The n=20 run answered the variance question (vanilla Task 1's
"FEATURE_REQUEST for B" turned out to be a 25% minority, not the
default; the markdown drift and scope creep on Tasks 1–2 are
100%-deterministic patterns, not lucky flukes). Remaining gaps:

- **Sonnet 4.6 head-to-head.** Add Sonnet to all six cells. Does
  vanilla Sonnet beat down-skilled Haiku, making the down-skilling
  work unnecessary at Sonnet tier? For Task 3 specifically — where
  down-skilling now looks actively harmful — Sonnet may be the right
  default.
- **The "register hazard" generality.** Does Haiku invent in other
  domains (code, data, summarization) when down-skilling rewards
  specificity?

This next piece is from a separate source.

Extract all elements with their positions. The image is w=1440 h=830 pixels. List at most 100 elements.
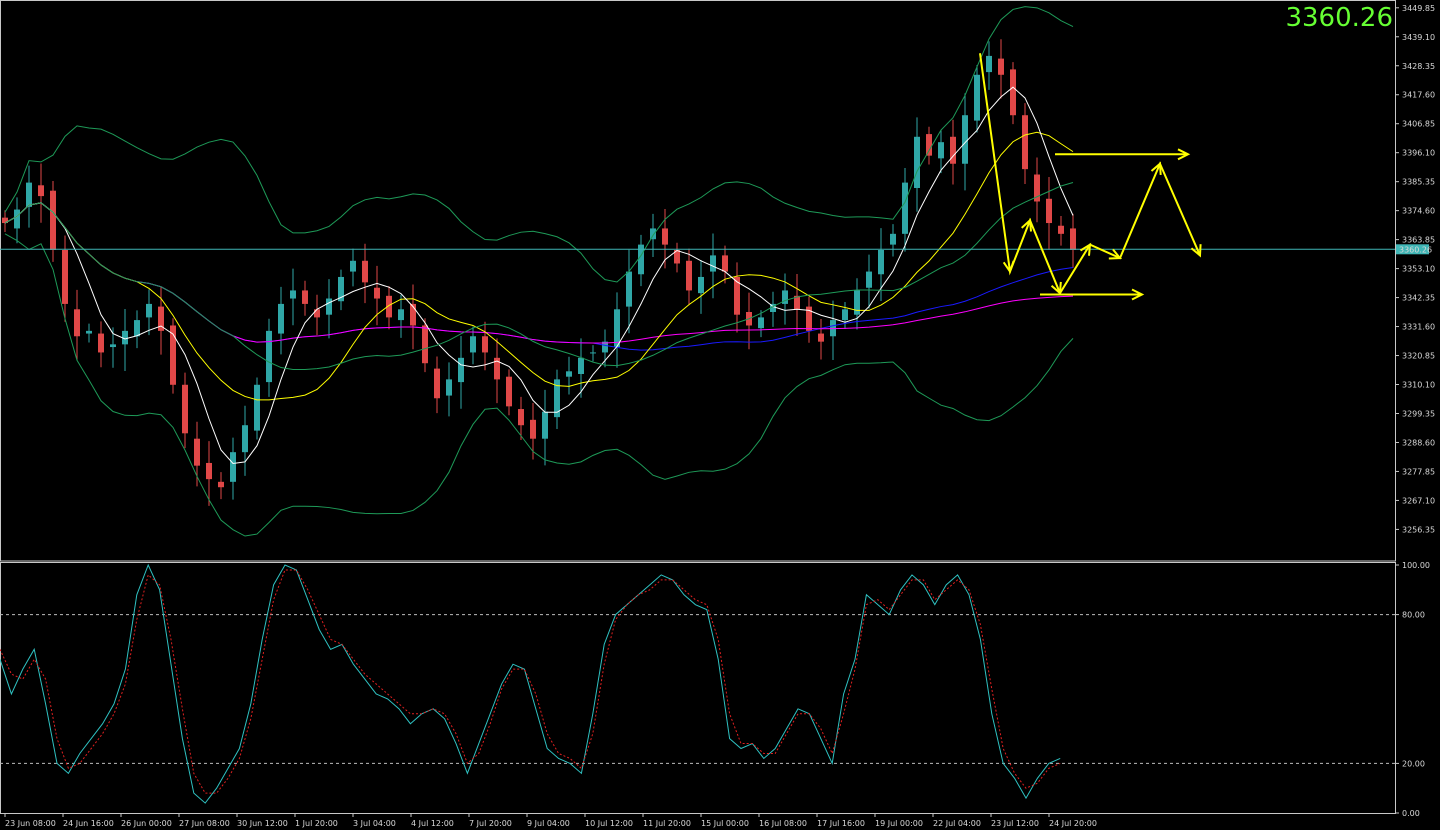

Or is it specific to voice-rewrite, where the input is
  *abstract enough that there's room to invent*? An extraction task
  with a concrete source would discriminate.
- **A/B on the example set itself.** Re-run Task 3 down-skilling with
  examples that demonstrate *non-invention* explicitly — input has
  specifics, output preserves them, plus a negative example tagged
  BAD. If the hallucination rate drops from 95% to something like
  20% (the vanilla rate), that confirms the examples are causal and
  the down-skilling skill needs a "demonstrate the negative" rule.
- **Multi-turn tasks.** All single-shot here.
- **Tool-using tasks.** Haiku with a real tool budget is a different
  animal. Worth a separate probe.

Each of those is one experiment away.